Eralia’nın mikrofonu, ilk kesilenlerden oldu. Koro halindeki konuşmaların titreşimleri arasında kaybolmuştu, istemsizce mürekkepli yaralarını okşuyordu. Aniden, her yere bir sessizlik hakim oldu. Kamusal hoparlörleren ve bir telefondan aynı anda bir bildiri geldi: “Platformların ses yükseltme sistemine zarar vermekle suçlanıyorsunuz. Platform haklarınız iptal edilmiştir. Hüküm verilene kadar tutuklu yargılanacaksınız.” Eralia şaşkınlığa uğramıştı ama hiç de paniğe kapılmadı.
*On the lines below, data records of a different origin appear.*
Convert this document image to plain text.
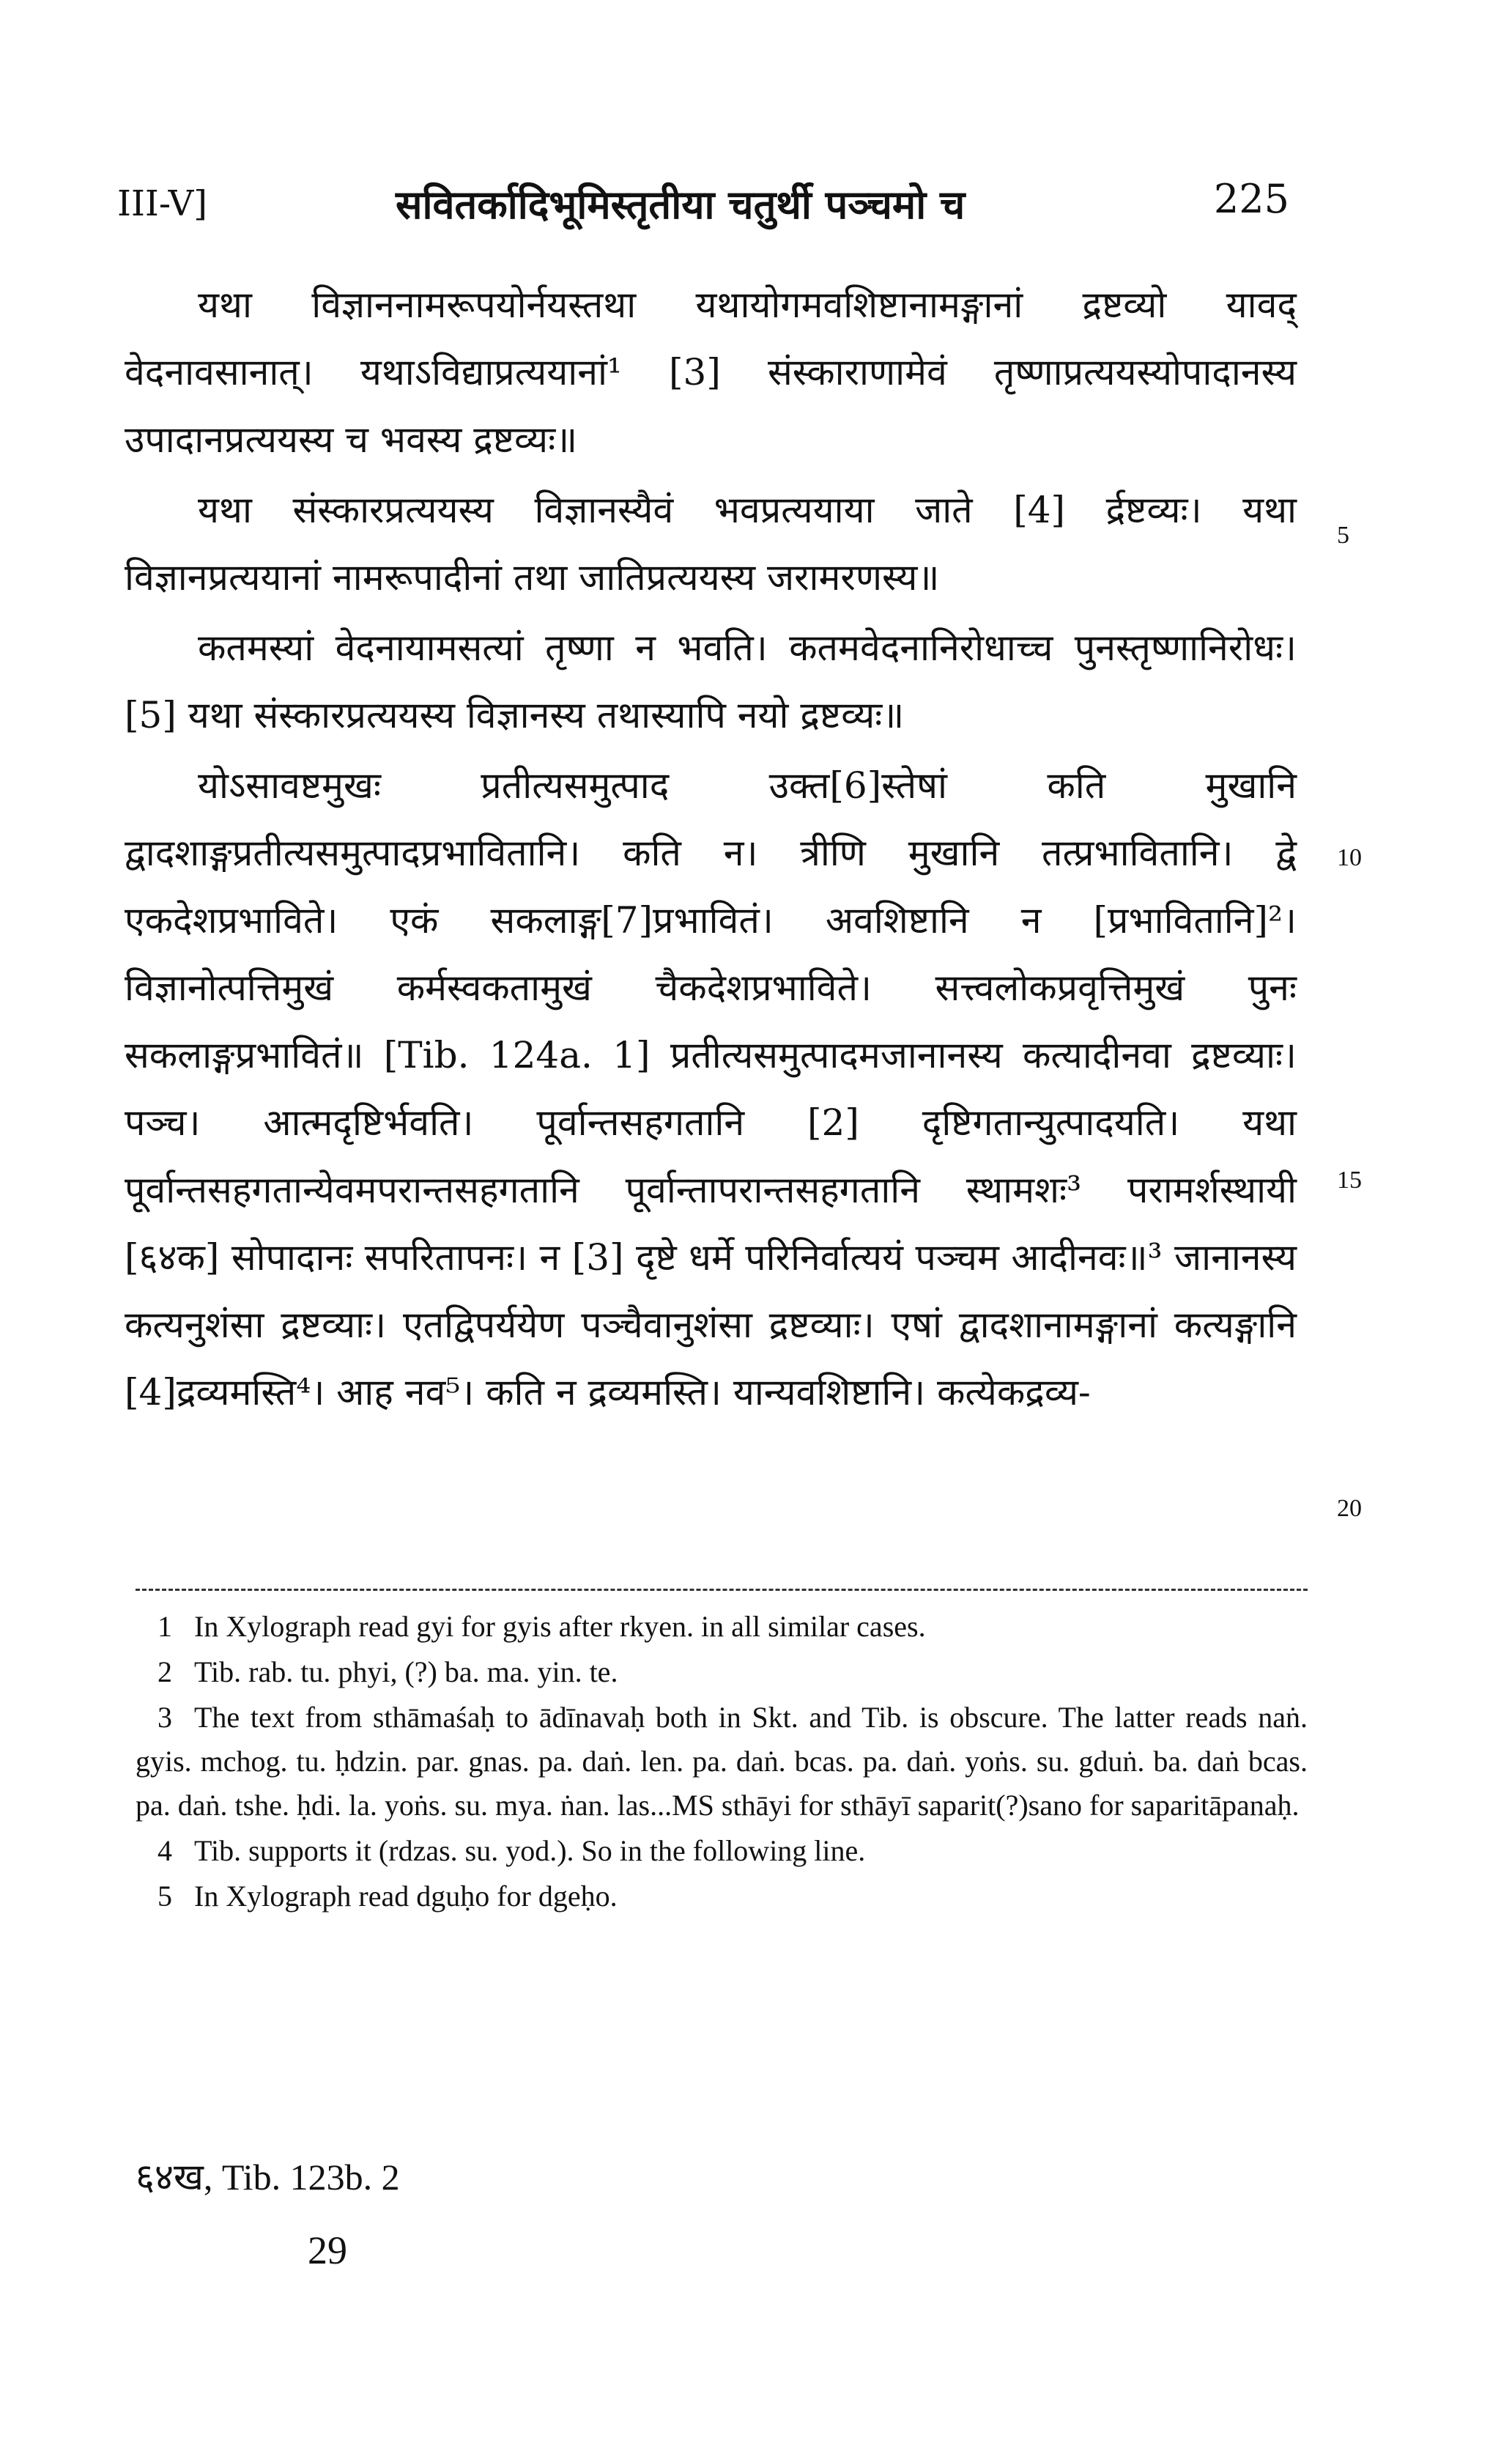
III-V]	सवितर्कादिभूमिस्तृतीया चतुर्थी पञ्चमो च	225

यथा विज्ञाननामरूपयोर्नयस्तथा यथायोगमवशिष्टानामङ्गानां द्रष्टव्यो यावद् वेदनावसानात्। यथाऽविद्याप्रत्ययानां¹ [3] संस्काराणामेवं तृष्णाप्रत्ययस्योपादानस्य उपादानप्रत्ययस्य च भवस्य द्रष्टव्यः॥

यथा संस्कारप्रत्ययस्य विज्ञानस्यैवं भवप्रत्ययाया जाते [4] र्द्रष्टव्यः। यथा विज्ञानप्रत्ययानां नामरूपादीनां तथा जातिप्रत्ययस्य जरामरणस्य॥

कतमस्यां वेदनायामसत्यां तृष्णा न भवति। कतमवेदनानिरोधाच्च पुनस्तृष्णानिरोधः। [5] यथा संस्कारप्रत्ययस्य विज्ञानस्य तथास्यापि नयो द्रष्टव्यः॥

योऽसावष्टमुखः प्रतीत्यसमुत्पाद उक्त[6]स्तेषां कति मुखानि द्वादशाङ्गप्रतीत्यसमुत्पादप्रभावितानि। कति न। त्रीणि मुखानि तत्प्रभावितानि। द्वे एकदेशप्रभाविते। एकं सकलाङ्ग[7]प्रभावितं। अवशिष्टानि न [प्रभावितानि]²। विज्ञानोत्पत्तिमुखं कर्मस्वकतामुखं चैकदेशप्रभाविते। सत्त्वलोकप्रवृत्तिमुखं पुनः सकलाङ्गप्रभावितं॥ [Tib. 124a. 1] प्रतीत्यसमुत्पादमजानानस्य कत्यादीनवा द्रष्टव्याः। पञ्च। आत्मदृष्टिर्भवति। पूर्वान्तसहगतानि [2] दृष्टिगतान्युत्पादयति। यथा पूर्वान्तसहगतान्येवमपरान्तसहगतानि पूर्वान्तापरान्तसहगतानि स्थामशः³ परामर्शस्थायी [६४क] सोपादानः सपरितापनः। न [3] दृष्टे धर्मे परिनिर्वात्ययं पञ्चम आदीनवः॥³ जानानस्य कत्यनुशंसा द्रष्टव्याः। एतद्विपर्ययेण पञ्चैवानुशंसा द्रष्टव्याः। एषां द्वादशानामङ्गानां कत्यङ्गानि [4]द्रव्यमस्ति⁴। आह नव⁵। कति न द्रव्यमस्ति। यान्यवशिष्टानि। कत्येकद्रव्य-

5
10
15
20
1 In Xylograph read gyi for gyis after rkyen. in all similar cases.
2 Tib. rab. tu. phyi, (?) ba. ma. yin. te.
3 The text from sthāmaśaḥ to ādīnavaḥ both in Skt. and Tib. is obscure. The latter reads naṅ. gyis. mchog. tu. ḥdzin. par. gnas. pa. daṅ. len. pa. daṅ. bcas. pa. daṅ. yoṅs. su. gduṅ. ba. daṅ bcas. pa. daṅ. tshe. ḥdi. la. yoṅs. su. mya. ṅan. las...MS sthāyi for sthāyī saparit(?)sano for saparitāpanaḥ.
4 Tib. supports it (rdzas. su. yod.). So in the following line.
5 In Xylograph read dguḥo for dgeḥo.
६४ख, Tib. 123b. 2
29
Eralia’nın anneleri ona kırmızı bir takım elbise dikmiş ve elbiseye tıpkı ona yaptıkları gibi aile sembollerini sevgiyle işlemişlerdi. Takımı elbisesini giydi ve bekleyemeye koyuldu.
Thomas, beklenen raporu gönderdikten sonra Jordan ve Judy’i aceleyle geçip koşarak arka kapıdan çıktı. Arabasını on dört yıldır kullanmadığı çemberine doğru sürdü. Çemberin kilidini açıp kürsünün koruyucu kaplamasını söktüğü zaman mikrofonunun zarar görmemiş olduğunu fark etti. Üzülmen gereken onca şeyin arasında, diye düşündü düğmesine basarken. Yirmi yıl öncesinin teknoloji harikasını harcadın. Elini üzerinde gezdirip derin bir nefes aldı.
“Deneme bir.” Mikrofonun çoğu insanın şu anda sahip olduğundan çok daha kaliteli bir sesi vardı. Kızın mikrofonundan bile daha kaliteli.
Thomas kelimeleri tekrar etmeye başladı, aynı duraksama ve tonlamayla. Kızınkinin aynısı. Ne seyirci vardı ne de yaptığının bir anlamı, ama ağzı oynuyordu işte. Tekrar ve tekrar söyledi: “Hepimiz aynı özgürlüğe sahibiz. Kimilerimizin özgürlüğü daha yüksek sesli!”